First let’s talk about wind. In my analysis, wind was not included in the fitting procedure. Instead I looked at events in covered stadiums, including retractable roof stadiums with the roof closed, for which wind is not an issue. Restricting the analysis to these stadiums reduces the sample size to 49 events, for which the distribution is given by the red histogram. Statistically speaking, this distribution looks identical to the previous one, with a mean of 405.5 ft and a standard deviation is identical, 16.1 ft. I conclude that wind is not the primary contributing factor to the breadth of R.
Now let’s take a look at the variation in the other two factors by referring to the second figure, a scatter plot of Cd vs. wb for the 281 homers satisfying the initial conditions. The points are color coded by total distance R, with red, black, and blue corresponding to R<395, 395≤R≤415, and R>415 ft, respectively.
There is a wealth of information contained in this plot, and I will now summarize the essential features and what they teach us.
- For a given value of wb, R decreases as Cd increases. This certainly makes good sense physically, since drag is expected to reduce the distance. Furthermore, the spread of Cd values for a given wb suggests a possible variation in drag coefficient from one baseball to another. This is certainly new information and something we would like to know more about. I’ll save that for another day.
- For a given value of Cd, R increases as wb increases. Again this makes sense, since larger backspin keeps the ball in the air longer so that it travels farther.

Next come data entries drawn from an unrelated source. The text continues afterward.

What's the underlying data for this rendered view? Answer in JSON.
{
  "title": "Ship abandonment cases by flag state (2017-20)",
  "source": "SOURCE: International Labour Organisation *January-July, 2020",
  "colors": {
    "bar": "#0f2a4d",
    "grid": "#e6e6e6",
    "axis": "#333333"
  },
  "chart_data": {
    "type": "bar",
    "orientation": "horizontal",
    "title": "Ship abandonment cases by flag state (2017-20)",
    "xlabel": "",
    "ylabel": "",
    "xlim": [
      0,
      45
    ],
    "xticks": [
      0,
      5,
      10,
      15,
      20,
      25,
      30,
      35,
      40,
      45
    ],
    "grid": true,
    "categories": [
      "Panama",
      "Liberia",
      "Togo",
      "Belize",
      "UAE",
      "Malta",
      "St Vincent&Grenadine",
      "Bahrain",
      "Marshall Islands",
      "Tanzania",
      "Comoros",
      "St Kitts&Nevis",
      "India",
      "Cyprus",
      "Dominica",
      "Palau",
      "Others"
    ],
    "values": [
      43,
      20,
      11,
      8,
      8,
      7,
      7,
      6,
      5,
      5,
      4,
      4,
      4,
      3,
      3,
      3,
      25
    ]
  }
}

- Contours of constant R are roughly parallel diagonal lines on this plot, extending from lower left to upper right, with the higher R lines lying lower. As one climbs along one of these lines of constant R, both Cd and wb increase. However, the tendency of the increased Cd to reduce R is counterbalanced by the tendency of wb to increase R, thereby keeping R constant.
- There is a moderately strong positive correlation between Cd and wb, suggesting that the drag on a baseball increases with increasing spin, all other things equal. While such an effect is well known for a golf ball, it has only been speculated for a baseball. While I would not characterize the evidence here as being a smoking gun, it certainly is suggestive. Once again, this is something we’d like to understand better.
So, let’s summarize what we have learned. We have found that the initial velocity vector is not sufficient to determine the total distance traveled, and that is the primary conclusion of this study. We have also found that wind is not the major cause. We have further shown that variation in both the drag coefficient and the backspin accounts for the spread of distance values, although some of the effects—particularly the correlation between drag and spin—are quite subtle. There are suggestions of a spin-dependence as well as a ball-to-ball variation to the drag on a baseball.
I don’t want anyone to get the impression that this is a completed piece of research. It is not. There are some annoying puzzles in the data that I have not completely sorted out yet. For sure, the conclusion about the initial velocity not determining the landing point is very firm and not likely to change with additional data and analysis. However, my conclusions about the reasons are still tentative, and I suspect there is a lot more to be gleaned from data such as these. In particular, it would be very nice to use the techniques I described here to analyze a larger data set that is not restricted only to home runs. I look forward to continuing this research.